Die GASP unterliegt keinen geographischen Einschränkungen, sie wird geleitet von den Werten der Demokratie, Rechtsstaatlichkeit, universeller Gültigkeit und Unteilbarkeit der Menschenrechte und Grundfreiheiten, Menschenwürde, Gleichheitsgrundsatz, Solidarität, den Grundsätzen der Charta der Vereinten Nationen und dem Völkerrecht. Ihre Ziele werden in Art. 21 EUV aufgeführt:

  • Festigung, Förderung und Wahrung der Werte, grundlegenden Interessen, Sicherheit, Unabhängigkeit und Unversehrtheit der Union;
  • Festigung und Förderung o.g. Werte;
  • Friedenserhaltung, Konfliktverhütung und Stärkung der internationalen Sicherheit im Einklang mit der Charta der Vereinten Nationen, der Schlussakte von Helsinki und der Charta von Paris;
  • nachhaltige Entwicklung in Bezug auf Wirtschaft, Gesellschaft und Umwelt, und Beseitigung von Armut;
  • Förderung der Integration aller Länder in die Weltwirtschaft und Abbau von Handelshemmnissen;
  • Beitrag zu internationalen Maßnahmen, zum Umweltschutz und zur nachhaltigen Bewirtschaftung der Ressourcen, um eine nachhaltige Entwicklung sicher zu stellen;
  • Katastrophenhilfe und
  • Förderung einer Weltordnung basierend auf multilateraler Zusammenarbeit und verantwortungsvoller Weltordnungspolitik.

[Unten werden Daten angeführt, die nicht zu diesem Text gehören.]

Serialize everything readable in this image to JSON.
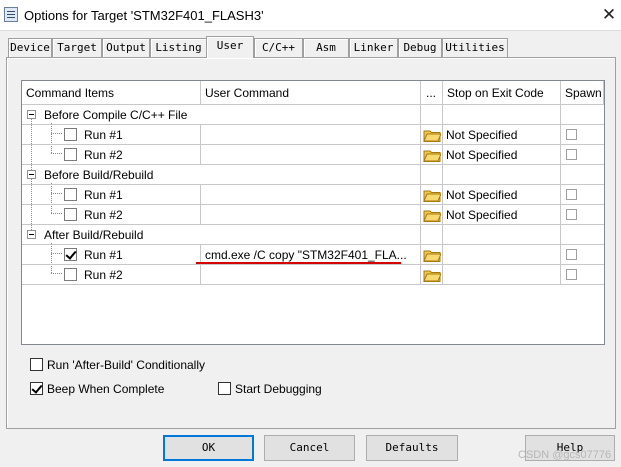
{
  "window": {
    "title": "Options for Target 'STM32F401_FLASH3'",
    "close_label": "✕"
  },
  "tabs": [
    {
      "label": "Device",
      "active": false
    },
    {
      "label": "Target",
      "active": false
    },
    {
      "label": "Output",
      "active": false
    },
    {
      "label": "Listing",
      "active": false
    },
    {
      "label": "User",
      "active": true
    },
    {
      "label": "C/C++",
      "active": false
    },
    {
      "label": "Asm",
      "active": false
    },
    {
      "label": "Linker",
      "active": false
    },
    {
      "label": "Debug",
      "active": false
    },
    {
      "label": "Utilities",
      "active": false
    }
  ],
  "grid": {
    "columns": [
      "Command Items",
      "User Command",
      "...",
      "Stop on Exit Code",
      "Spawn"
    ],
    "groups": [
      {
        "label": "Before Compile C/C++ File",
        "items": [
          {
            "label": "Run #1",
            "checked": false,
            "command": "",
            "stop": "Not Specified",
            "spawn": false
          },
          {
            "label": "Run #2",
            "checked": false,
            "command": "",
            "stop": "Not Specified",
            "spawn": false
          }
        ]
      },
      {
        "label": "Before Build/Rebuild",
        "items": [
          {
            "label": "Run #1",
            "checked": false,
            "command": "",
            "stop": "Not Specified",
            "spawn": false
          },
          {
            "label": "Run #2",
            "checked": false,
            "command": "",
            "stop": "Not Specified",
            "spawn": false
          }
        ]
      },
      {
        "label": "After Build/Rebuild",
        "items": [
          {
            "label": "Run #1",
            "checked": true,
            "command": "cmd.exe /C copy \"STM32F401_FLA...",
            "stop": "",
            "spawn": false
          },
          {
            "label": "Run #2",
            "checked": false,
            "command": "",
            "stop": "",
            "spawn": false
          }
        ]
      }
    ]
  },
  "options": {
    "run_after_build": {
      "label": "Run 'After-Build' Conditionally",
      "checked": false
    },
    "beep": {
      "label": "Beep When Complete",
      "checked": true
    },
    "start_debugging": {
      "label": "Start Debugging",
      "checked": false
    }
  },
  "buttons": {
    "ok": "OK",
    "cancel": "Cancel",
    "defaults": "Defaults",
    "help": "Help"
  },
  "watermark": "CSDN @gcs07776",
  "colors": {
    "annotation_red": "#d40000",
    "folder_yellow": "#e8b830",
    "default_button_border": "#0078d7"
  }
}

Die EU und ihre Mitgliedstaaten verfügen mit ihren diplomatischen, politischen und wirtschaftlichen Möglichkeiten, den Außenfinanzierungsinstrumenten sowie zivilen und militärischen Einsatzfähigkeiten über ein umfangreiches Repertoire im Bereich der GASP und insbesondere im Krisenzyklus. Sie ist damit breiter aufgestellt als jeder andere Akteur. Der sogenannte Umfassende Ansatz („Comprehensive Approach“) hat die koordinierte Anwendung sämtlicher EU-Instrumente zum Gegenstand – im Idealfall auch Kohärenz mit Initiativen anderer internationaler Akteure.

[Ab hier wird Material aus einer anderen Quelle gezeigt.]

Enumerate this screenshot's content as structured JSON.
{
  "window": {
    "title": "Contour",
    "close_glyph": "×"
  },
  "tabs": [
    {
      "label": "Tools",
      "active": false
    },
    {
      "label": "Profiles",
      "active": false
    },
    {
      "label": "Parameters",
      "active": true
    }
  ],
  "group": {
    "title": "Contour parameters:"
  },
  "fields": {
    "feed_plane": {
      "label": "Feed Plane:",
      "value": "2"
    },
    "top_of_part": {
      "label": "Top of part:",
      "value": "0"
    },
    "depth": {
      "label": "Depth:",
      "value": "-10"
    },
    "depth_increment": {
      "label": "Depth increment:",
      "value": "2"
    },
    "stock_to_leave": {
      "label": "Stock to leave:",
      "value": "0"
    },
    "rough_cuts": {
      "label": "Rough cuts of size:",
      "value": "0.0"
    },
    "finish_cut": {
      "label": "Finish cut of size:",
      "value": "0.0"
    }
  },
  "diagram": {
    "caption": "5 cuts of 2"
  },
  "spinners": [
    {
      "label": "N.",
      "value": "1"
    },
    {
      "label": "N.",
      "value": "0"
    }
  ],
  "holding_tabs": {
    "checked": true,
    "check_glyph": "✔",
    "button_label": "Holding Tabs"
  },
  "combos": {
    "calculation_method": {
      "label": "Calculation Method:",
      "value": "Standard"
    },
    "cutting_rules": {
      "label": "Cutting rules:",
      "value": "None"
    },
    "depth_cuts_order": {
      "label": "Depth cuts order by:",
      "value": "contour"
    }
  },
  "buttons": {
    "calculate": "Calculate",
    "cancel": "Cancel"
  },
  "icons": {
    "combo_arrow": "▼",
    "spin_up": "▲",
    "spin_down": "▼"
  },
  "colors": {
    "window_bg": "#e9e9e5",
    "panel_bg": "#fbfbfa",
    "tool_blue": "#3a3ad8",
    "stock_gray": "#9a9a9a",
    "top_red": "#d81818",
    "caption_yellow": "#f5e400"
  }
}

Wichtiges konkretes Beispiel für die Herausforderungen der Umsetzung des „Umfassenden Ansatzes“ sind Missionen im Rahmen der Gemeinsamen Sicherheits- und Verteidigungspolitik (GSVP). In diesem Zusammenhang stellt sich oftmals die Frage der Transition fortführungsbedürftiger Aufgaben nach Mandatsende an längerfristig tätige Akteure. Voraussetzung für eine enge Verknüpfung etwa von Maßnahmen der Entwicklungszusammenarbeit mit der GSVP ist daher eine möglichst umfassende, systematische Einbeziehung der entwicklungspolitischen Expertise und Strukturen in Planungs- und Entscheidungsprozesse sowie ein genereller Kulturwandel in der Zusammenarbeit.